Soap likely originated as a by-product of a long-ago cookout: meat, roasting over a fire; globs of fat, dripping into ashes. The result was a chemical reaction that created a slippery substance that turned out to be great at lifting dirt off skin and allowing it to be washed away.
Fat reacts with lye—a substance made in ashes that can be pretty toxic, which is why soap makers need to wear protective gear—in a process called saponification. The word possibly comes from the proto-German saipo, which means “to strain”; the Latin sebum, which translates as “grease”; or from Mount Sapo, an Italian mountain whose location is now lost to history. (The story is that the drippings and ashes from the cook fires of the gods rolled down the hill and were discovered by filth-encrusted Romans.)
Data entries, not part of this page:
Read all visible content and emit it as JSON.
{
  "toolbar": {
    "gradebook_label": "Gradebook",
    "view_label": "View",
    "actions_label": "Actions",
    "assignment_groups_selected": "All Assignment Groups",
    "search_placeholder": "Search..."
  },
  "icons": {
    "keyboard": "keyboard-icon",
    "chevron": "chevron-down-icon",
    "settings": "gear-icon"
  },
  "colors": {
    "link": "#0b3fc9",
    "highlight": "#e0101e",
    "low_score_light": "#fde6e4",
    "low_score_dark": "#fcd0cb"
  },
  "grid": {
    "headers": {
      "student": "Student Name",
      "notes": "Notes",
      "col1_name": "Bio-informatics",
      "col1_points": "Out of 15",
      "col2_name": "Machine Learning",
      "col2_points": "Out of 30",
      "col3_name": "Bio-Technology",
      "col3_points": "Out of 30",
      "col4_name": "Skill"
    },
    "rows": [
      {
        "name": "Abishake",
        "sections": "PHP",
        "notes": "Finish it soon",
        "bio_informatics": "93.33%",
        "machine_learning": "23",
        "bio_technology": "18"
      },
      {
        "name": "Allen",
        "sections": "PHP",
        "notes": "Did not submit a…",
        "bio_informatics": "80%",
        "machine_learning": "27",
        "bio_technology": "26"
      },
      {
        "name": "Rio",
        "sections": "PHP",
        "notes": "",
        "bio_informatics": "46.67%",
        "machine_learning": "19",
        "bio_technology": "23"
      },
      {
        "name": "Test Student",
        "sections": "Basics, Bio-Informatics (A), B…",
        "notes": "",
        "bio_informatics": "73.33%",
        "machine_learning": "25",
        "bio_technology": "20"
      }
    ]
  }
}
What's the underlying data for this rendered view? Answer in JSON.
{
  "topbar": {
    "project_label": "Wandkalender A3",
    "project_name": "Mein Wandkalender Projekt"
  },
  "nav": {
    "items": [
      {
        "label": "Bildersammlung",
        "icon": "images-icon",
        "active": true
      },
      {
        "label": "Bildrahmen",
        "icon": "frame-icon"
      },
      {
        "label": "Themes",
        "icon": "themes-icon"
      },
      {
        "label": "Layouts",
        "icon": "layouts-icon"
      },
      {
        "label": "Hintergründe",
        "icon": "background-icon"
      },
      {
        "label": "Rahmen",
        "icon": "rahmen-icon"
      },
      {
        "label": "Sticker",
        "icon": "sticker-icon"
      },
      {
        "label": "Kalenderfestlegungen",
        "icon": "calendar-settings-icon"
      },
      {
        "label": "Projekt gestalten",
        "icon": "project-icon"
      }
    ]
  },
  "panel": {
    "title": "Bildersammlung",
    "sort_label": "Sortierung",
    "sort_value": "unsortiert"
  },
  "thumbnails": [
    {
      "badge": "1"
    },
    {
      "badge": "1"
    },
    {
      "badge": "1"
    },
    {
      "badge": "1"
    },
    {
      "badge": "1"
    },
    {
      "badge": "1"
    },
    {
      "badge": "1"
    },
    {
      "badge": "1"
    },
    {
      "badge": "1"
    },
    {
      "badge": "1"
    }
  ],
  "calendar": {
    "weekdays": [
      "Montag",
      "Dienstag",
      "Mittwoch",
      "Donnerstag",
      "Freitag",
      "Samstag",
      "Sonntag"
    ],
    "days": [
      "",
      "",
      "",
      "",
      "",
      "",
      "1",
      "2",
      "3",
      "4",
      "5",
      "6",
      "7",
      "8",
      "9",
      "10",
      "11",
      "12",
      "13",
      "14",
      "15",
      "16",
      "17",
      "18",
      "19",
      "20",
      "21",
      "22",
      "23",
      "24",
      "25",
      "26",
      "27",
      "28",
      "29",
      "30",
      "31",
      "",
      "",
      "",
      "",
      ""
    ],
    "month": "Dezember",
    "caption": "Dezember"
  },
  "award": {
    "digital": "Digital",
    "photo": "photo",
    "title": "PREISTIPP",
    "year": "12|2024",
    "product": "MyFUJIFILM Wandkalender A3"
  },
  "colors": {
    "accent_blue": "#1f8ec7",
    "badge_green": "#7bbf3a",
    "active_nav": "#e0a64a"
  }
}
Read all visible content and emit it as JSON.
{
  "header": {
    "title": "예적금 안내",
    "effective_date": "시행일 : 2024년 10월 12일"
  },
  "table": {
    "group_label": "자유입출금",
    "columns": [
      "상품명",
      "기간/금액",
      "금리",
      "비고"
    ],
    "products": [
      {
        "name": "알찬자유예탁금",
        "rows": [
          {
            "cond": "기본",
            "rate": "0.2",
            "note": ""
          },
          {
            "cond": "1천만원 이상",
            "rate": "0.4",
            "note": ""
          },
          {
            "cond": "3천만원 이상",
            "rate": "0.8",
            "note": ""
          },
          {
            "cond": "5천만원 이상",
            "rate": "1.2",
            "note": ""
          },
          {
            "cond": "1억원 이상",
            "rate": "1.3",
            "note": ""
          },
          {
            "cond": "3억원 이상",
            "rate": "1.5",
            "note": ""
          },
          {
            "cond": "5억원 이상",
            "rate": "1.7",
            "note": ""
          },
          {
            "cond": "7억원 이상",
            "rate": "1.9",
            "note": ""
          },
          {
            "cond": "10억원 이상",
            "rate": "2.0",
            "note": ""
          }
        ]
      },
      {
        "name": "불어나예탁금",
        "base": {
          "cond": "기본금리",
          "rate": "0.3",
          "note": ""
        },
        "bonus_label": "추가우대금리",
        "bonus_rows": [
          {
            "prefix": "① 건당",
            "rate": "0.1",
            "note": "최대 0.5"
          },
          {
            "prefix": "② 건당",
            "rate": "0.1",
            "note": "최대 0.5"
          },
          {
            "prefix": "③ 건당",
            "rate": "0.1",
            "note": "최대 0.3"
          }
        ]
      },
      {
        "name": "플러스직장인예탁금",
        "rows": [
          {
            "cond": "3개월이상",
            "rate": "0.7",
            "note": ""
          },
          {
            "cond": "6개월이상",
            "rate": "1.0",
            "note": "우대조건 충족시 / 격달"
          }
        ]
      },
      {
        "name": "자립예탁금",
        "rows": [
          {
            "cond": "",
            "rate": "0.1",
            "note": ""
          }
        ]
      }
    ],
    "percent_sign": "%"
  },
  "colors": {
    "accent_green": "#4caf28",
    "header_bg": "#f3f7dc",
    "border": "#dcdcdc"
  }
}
Modern soap makers—at least those working in small, artisanal operations—use the same techniques. The saponification process yields a thick slurry. As it solidifies, fat neutralizes the caustic lye. “After 48 hours, you’ve got soap,” says Natalie Wong, of Vancouver, British Columbia’s Pep Soap, which offers both vegetable- and animal-fat-based bars.
The slipperiness of soap lowers the surface tension of the water you’re mixing it with. Rubbing your hands together while washing allows dirt to temporarily bond with the water and soap and get washed away. The same process occurs with most viruses and bacteria that might be lingering on your hands. Soap doesn’t kill these bugs—it slips them up, lifting them from your skin, mixing them with water, and sending them down the drain. This chemical and mechanical reaction makes soap and water more effective, in general, than waterless sanitizing gels.
For most of the 19th century and into the early 20th century, soap companies made real soap. But in the early 1900s, German engineers discovered an alternate cleaning product: a synthetic called “detergent” (rough Latin translation: to wipe away). Detergents didn’t contain soap. Instead, they used enzymes that lifted stains off clothing and skin. American companies adopted and refined detergents, mixing ingredients to create surfactants, which, like soap, allowed dirt and grease to be pulled off the object being cleaned and into water.
The result is that what you’re calling soap today probably isn’t. At least not completely. “Most body cleansers, both liquid and solid, are actually synthetic detergent products,” states a Food & Drug Administration handout that provides the legal definition of soap.